Идея Тимофеевна очнулась еще там, на снегу, когда он накрыл ее своим пальто, оставил, справляясь с лошадью. Пересиливая упругие, рвущие порывы бурана, радуясь, что она пришла в себя, Андрей сказал:
— Теперь — все! Теперь — порядок! До избушки — и все! Вот так, давайте — на плечи… Вы меня слышите?
Порыв ветра на секунду затих, чтобы снова с яростью закружиться колючим холодным вихрем, и Андрей услышал ее слабый голос:
— Знала, что придете… Ничего, только ноги не мои, не чувствую.
Ввалившись в избушку, в темноте угадывая край нар, он опустил Идею Тимофеевну: «Считайте, дома, в тепле». Избушку порядком изветрило, остудило, — должно быть, уходя, он неплотно прикрыл дверь. Нащупал «пятилинейку», вздул ее и, обернувшись, встретил широко раскрытые, настороженные глаза Идеи Тимофеевны — какая-то легкая смутность подступила к сердцу, но он, ломая ее, решительно шагнул.
— Будем ноги приводить в чувство!
Стащил стылые, смерзло-тяжелые пимы, подтянул вверх штанины брюк, узнав их, невольно улыбнулся. И Идея Тимофеевна, разматывая полушалок, шевельнула непослушными губами:
— Угадали? Ваши? Я ведь всем обязана вам: в доме родителей живу, работу получила…
— Пустяки! — отозвался он, сдергивая с ее ног носки. — Не благотворительностью занимаемся — обязаны! А штаны не мои — батины или Гошкины…
Ноги ее отморозиться не успели, лишь сильно охладились. Андрей стянул с шеи шарф, растирал им ступни, икры — размашисто, сильно, — то и дело допытывался: «Отходит? Пошло тепло?»
Идея Тимофеевна молчала, будто не слышала его вопросов, испытывая с каждым очередным взмахом шарфа, скользившего по коже, блаженную волну тепла, растекавшегося от ног по всему телу — к голове, теперь открытой, со взбившимися русыми волосами, к пальцам рук и ног, как бы плавившихся в щекотной терпкости.
С детства она помнила такое состояние: застывали, коченели на морозе руки, становились бесчувственными, а вбежишь в дом, сунешь их на припечек, в сугрев — через минуту пойдет в пальцах ломить, постреливать…
В те минуты, когда Андрей днем появился у застрявших саней с хлыстами и быстро, с какой-то игривой ловкостью справился с их горем, а потом, уходя, сказал, что ночует в заимке, ей, Идее Тимофеевне, в каком-то коротком наваждении представилось, будто вокруг никого и ничего не существовало — лишь только она и он, сноровисто, быстро ускользавший на лыжах среди заснеженного редкого леса.
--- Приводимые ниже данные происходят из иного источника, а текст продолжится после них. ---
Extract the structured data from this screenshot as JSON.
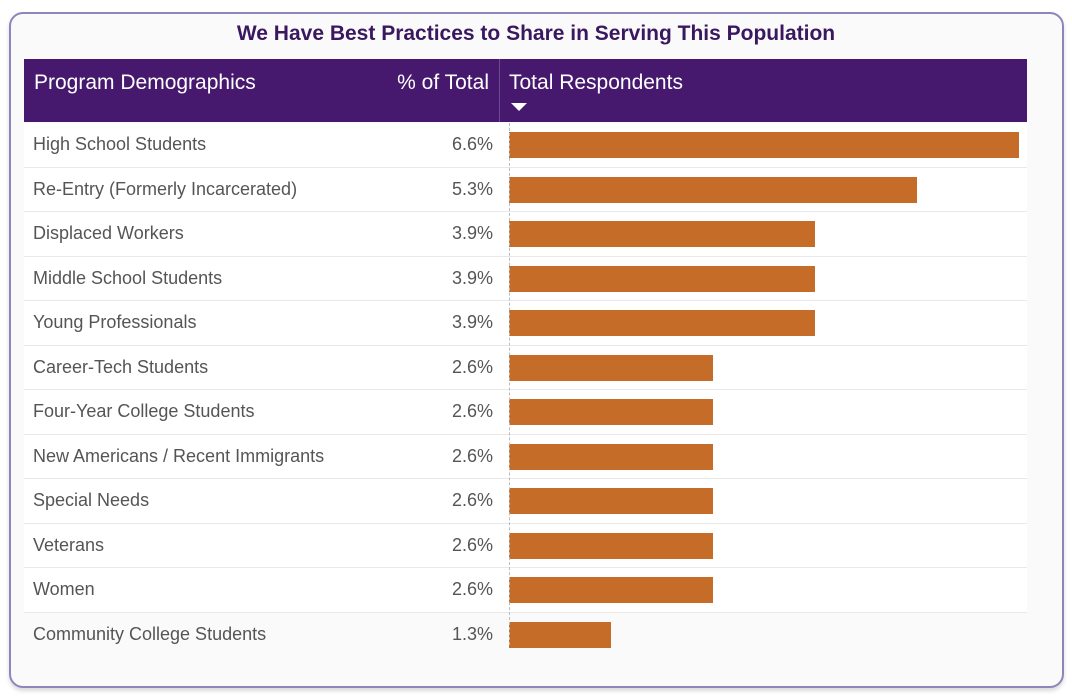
{
  "chart_data": {
    "type": "table",
    "title": "We Have Best Practices to Share in Serving This Population",
    "columns": [
      "Program Demographics",
      "% of Total",
      "Total Respondents"
    ],
    "categories": [
      "High School Students",
      "Re-Entry (Formerly Incarcerated)",
      "Displaced Workers",
      "Middle School Students",
      "Young Professionals",
      "Career-Tech Students",
      "Four-Year College Students",
      "New Americans / Recent Immigrants",
      "Special Needs",
      "Veterans",
      "Women",
      "Community College Students"
    ],
    "percents": [
      "6.6%",
      "5.3%",
      "3.9%",
      "3.9%",
      "3.9%",
      "2.6%",
      "2.6%",
      "2.6%",
      "2.6%",
      "2.6%",
      "2.6%",
      "1.3%"
    ],
    "values": [
      5,
      4,
      3,
      3,
      3,
      2,
      2,
      2,
      2,
      2,
      2,
      1
    ],
    "sort": "Total Respondents descending",
    "bar_color": "#c56c28",
    "header_color": "#46196e"
  }
}
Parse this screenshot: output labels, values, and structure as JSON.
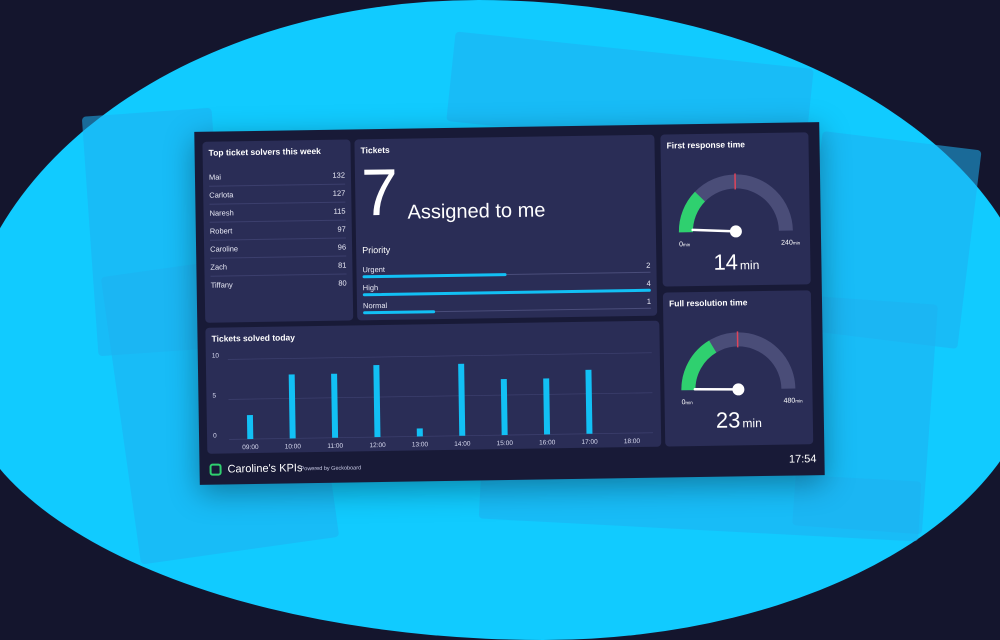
{
  "solvers": {
    "title": "Top ticket solvers this week",
    "rows": [
      {
        "name": "Mai",
        "value": "132"
      },
      {
        "name": "Carlota",
        "value": "127"
      },
      {
        "name": "Naresh",
        "value": "115"
      },
      {
        "name": "Robert",
        "value": "97"
      },
      {
        "name": "Caroline",
        "value": "96"
      },
      {
        "name": "Zach",
        "value": "81"
      },
      {
        "name": "Tiffany",
        "value": "80"
      }
    ]
  },
  "tickets": {
    "title": "Tickets",
    "number": "7",
    "label": "Assigned to me",
    "priority_title": "Priority",
    "priorities": [
      {
        "label": "Urgent",
        "value": "2",
        "fraction": 0.5
      },
      {
        "label": "High",
        "value": "4",
        "fraction": 1.0
      },
      {
        "label": "Normal",
        "value": "1",
        "fraction": 0.25
      }
    ]
  },
  "first_response": {
    "title": "First response time",
    "min_label": "0",
    "max_label": "240",
    "unit_small": "min",
    "value": "14",
    "unit": "min",
    "fraction": 0.06
  },
  "full_resolution": {
    "title": "Full resolution time",
    "min_label": "0",
    "max_label": "480",
    "unit_small": "min",
    "value": "23",
    "unit": "min",
    "fraction": 0.05
  },
  "chart_data": {
    "type": "bar",
    "title": "Tickets solved today",
    "categories": [
      "09:00",
      "10:00",
      "11:00",
      "12:00",
      "13:00",
      "14:00",
      "15:00",
      "16:00",
      "17:00",
      "18:00"
    ],
    "bars": [
      {
        "x": "09:00",
        "value": 3
      },
      {
        "x": "10:00",
        "value": 8
      },
      {
        "x": "11:00",
        "value": 8
      },
      {
        "x": "12:00",
        "value": 9
      },
      {
        "x": "13:00",
        "value": 1
      },
      {
        "x": "14:00",
        "value": 9
      },
      {
        "x": "15:00",
        "value": 7
      },
      {
        "x": "16:00",
        "value": 7
      },
      {
        "x": "17:00",
        "value": 8
      }
    ],
    "yticks": [
      "10",
      "5",
      "0"
    ],
    "ylim": [
      0,
      10
    ],
    "grid": true,
    "color": "#12c0f5"
  },
  "footer": {
    "brand": "Caroline's KPIs",
    "powered": "Powered by Geckoboard",
    "time": "17:54"
  },
  "colors": {
    "background": "#14152d",
    "blob": "#11cbff",
    "panel": "#2a2d56",
    "accent": "#12c0f5",
    "gauge_green": "#2fd06f",
    "gauge_red": "#e0445a"
  }
}
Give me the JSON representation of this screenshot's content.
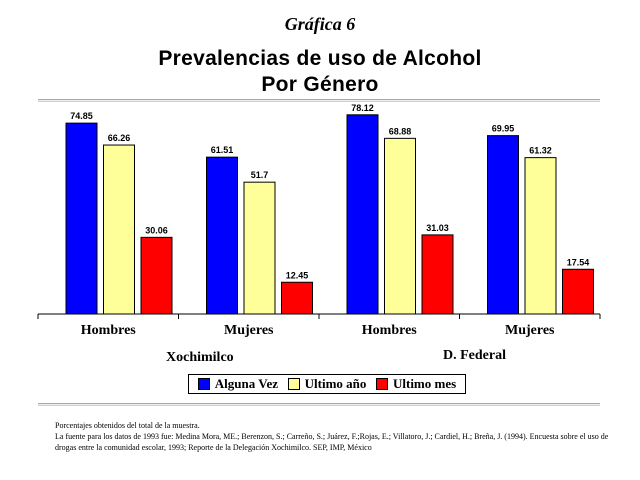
{
  "caption": "Gráfica 6",
  "title_line1": "Prevalencias de uso de Alcohol",
  "title_line2": "Por Género",
  "chart_data": {
    "type": "bar",
    "categories": [
      "Hombres",
      "Mujeres",
      "Hombres",
      "Mujeres"
    ],
    "groups": [
      "Xochimilco",
      "D. Federal"
    ],
    "series": [
      {
        "name": "Alguna Vez",
        "values": [
          74.85,
          61.51,
          78.12,
          69.95
        ],
        "color": "#0000ff"
      },
      {
        "name": "Ultimo año",
        "values": [
          66.26,
          51.7,
          68.88,
          61.32
        ],
        "color": "#ffff99"
      },
      {
        "name": "Ultimo mes",
        "values": [
          30.06,
          12.45,
          31.03,
          17.54
        ],
        "color": "#ff0000"
      }
    ],
    "ylim": [
      0,
      80
    ],
    "data_labels": true,
    "grid": false,
    "legend": "bottom"
  },
  "footnote": {
    "line1": "Porcentajes obtenidos del total de la muestra.",
    "line2": "La fuente para los datos de 1993 fue: Medina Mora, ME.; Berenzon, S.; Carreño, S.; Juárez, F.;Rojas, E.; Villatoro, J.; Cardiel, H.; Breña, J. (1994). Encuesta sobre el uso de drogas entre la comunidad escolar, 1993; Reporte de la Delegación Xochimilco. SEP, IMP, México"
  }
}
Не подвластная рассудку сила держала ее, приковав ее взгляд к высокой, чуть согнутой в движенье фигуре в коротком полупальто, в пимах, мелькавшей меж стволов. Он удалялся, то пропадая среди лиственниц, то вновь открываясь, и ей нестерпимо хотелось быть там, с ним, скользить рядом, уплыть, раствориться вместе с ним в неверной замутненной мгле…
Ее тогда окликнула Ольга Сергеевна, настороженно воззрилась печально-дымчатыми, как у лани, глазами, — Идея Тимофеевна не ответила, повернулась, пошла к саням, словно не желая ненароком расплескать свое состояние, — прямая, твердая.